CQC - Care Quality Commission

10/31/2025 | Press release | Distributed by Public on 11/01/2025 05:42

CQC takes action to protect people at North Bay House in Suffolk

The Care Quality Commission (CQC) has dropped the rating of North Bay House from good to inadequate and taken enforcement action to protect people, following an inspection in August.

North Bay House is a care home for up to 29 older people and is run by Hellendoorn Healthcare Limited. There were 27 people living at the home during this visit.

CQC carried out this inspection in part due to concerns received about the quality of care people were receiving, as well as the staffing and management of the home.

Inspectors found these concerns were substantiated and found serious issues around people's safety and the management of the service. Because of this, CQC has imposed urgent conditions on the home's registration. These require leaders to make immediate improvements to people's safety, and update CQC weekly on any incidents that occur and how risks are being reduced. These conditions also prevent North Bay House from admitting new residents or re-admitting previous residents without CQC's permission.

CQC has also placed the service in special measures, meaning inspectors will closely monitor the home to keep people safe while improvements are made.

CQC has dropped the home's ratings for safe, effective, caring, and well-led from good to inadequate. CQC has downgraded its rating for responsive from good to requires improvement.

Hazel Roberts, CQC deputy director of operations in the East of England, said:

"When we inspected North Bay House, we were concerned to find low staffing had undermined people's care. When this caused people harm or put them in danger, leaders didn't always investigate or make changes to protect people in the future.

"Our inspection team saw one person hit another resident in the dining room when no staff were present. When looking into this incident, we found this had happened before, but plans weren't put in place to ensure that this didn't happen again and to protect people from coming to harm.

"Leaders had also failed to investigate or act after other incidents took place, such as when a person fell down the stairs or when another person choked. As leaders hadn't investigated these incidents promptly, they'd missed opportunities to learn and protect people from repeated mistakes.  

"Additionally, as there weren't enough staff around, multiple people asked inspectors for support, and some people sat for long periods of time without being offered any activities, which was affecting their wellbeing.

"Staff didn't have time to get to know people well and didn't always involve them in decisions about their care. This meant the home didn't always support people as individuals or tailor care to their unique needs.

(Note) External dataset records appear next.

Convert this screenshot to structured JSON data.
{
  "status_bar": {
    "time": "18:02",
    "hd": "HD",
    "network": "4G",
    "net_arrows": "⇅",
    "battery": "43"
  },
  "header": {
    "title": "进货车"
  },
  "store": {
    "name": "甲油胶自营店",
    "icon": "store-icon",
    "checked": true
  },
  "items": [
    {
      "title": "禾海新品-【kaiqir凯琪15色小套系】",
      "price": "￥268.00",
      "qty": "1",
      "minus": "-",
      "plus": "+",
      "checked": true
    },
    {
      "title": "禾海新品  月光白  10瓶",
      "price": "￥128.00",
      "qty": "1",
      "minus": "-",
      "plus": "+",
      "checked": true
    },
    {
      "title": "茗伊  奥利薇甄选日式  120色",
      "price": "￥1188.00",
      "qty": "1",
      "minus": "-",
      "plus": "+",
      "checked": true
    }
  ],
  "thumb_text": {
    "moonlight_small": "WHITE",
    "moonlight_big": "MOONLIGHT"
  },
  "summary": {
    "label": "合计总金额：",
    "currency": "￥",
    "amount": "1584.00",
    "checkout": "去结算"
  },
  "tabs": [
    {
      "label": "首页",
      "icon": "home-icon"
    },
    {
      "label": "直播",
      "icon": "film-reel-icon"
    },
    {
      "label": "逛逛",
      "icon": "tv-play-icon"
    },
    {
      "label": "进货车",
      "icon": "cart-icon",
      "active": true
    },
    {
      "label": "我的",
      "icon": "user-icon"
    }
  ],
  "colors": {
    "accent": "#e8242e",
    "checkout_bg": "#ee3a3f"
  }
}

"We've shared our findings with the home's management and imposed conditions on its registration to focus their attention on making rapid improvements. We'll continue to monitor the home closely while this happens to ensure people are kept safe."

Inspectors found:

  • Staff were focused on tasks instead of the people in their care. Some felt well looked after, but others felt staff could be rude or curt.
  • Staff didn't always respect people's consent during care and didn't always know how to protect the rights of people with limited mental capacity.
  • The home didn't always support people to reduce their future care needs, such as by remaining physically active and cognitively stimulated.
  • Leaders didn't ensure the environment was always safe, particularly for people living with dementia. Bleach tablets had been left out, some people had fall risks in their bedrooms, and some parts of the home were unclean.
  • The home didn't always manage people's medications safely.
  • Some staff didn't feel safe speaking up with concerns. This could further undermine people's safety, as staff have important information to share.
  • Care plans didn't guide staff on how to support people experiencing distress, and some had experienced abuse from distressed residents. Leaders hadn't de-briefed staff afterwards to ensure they were supported and felt safe.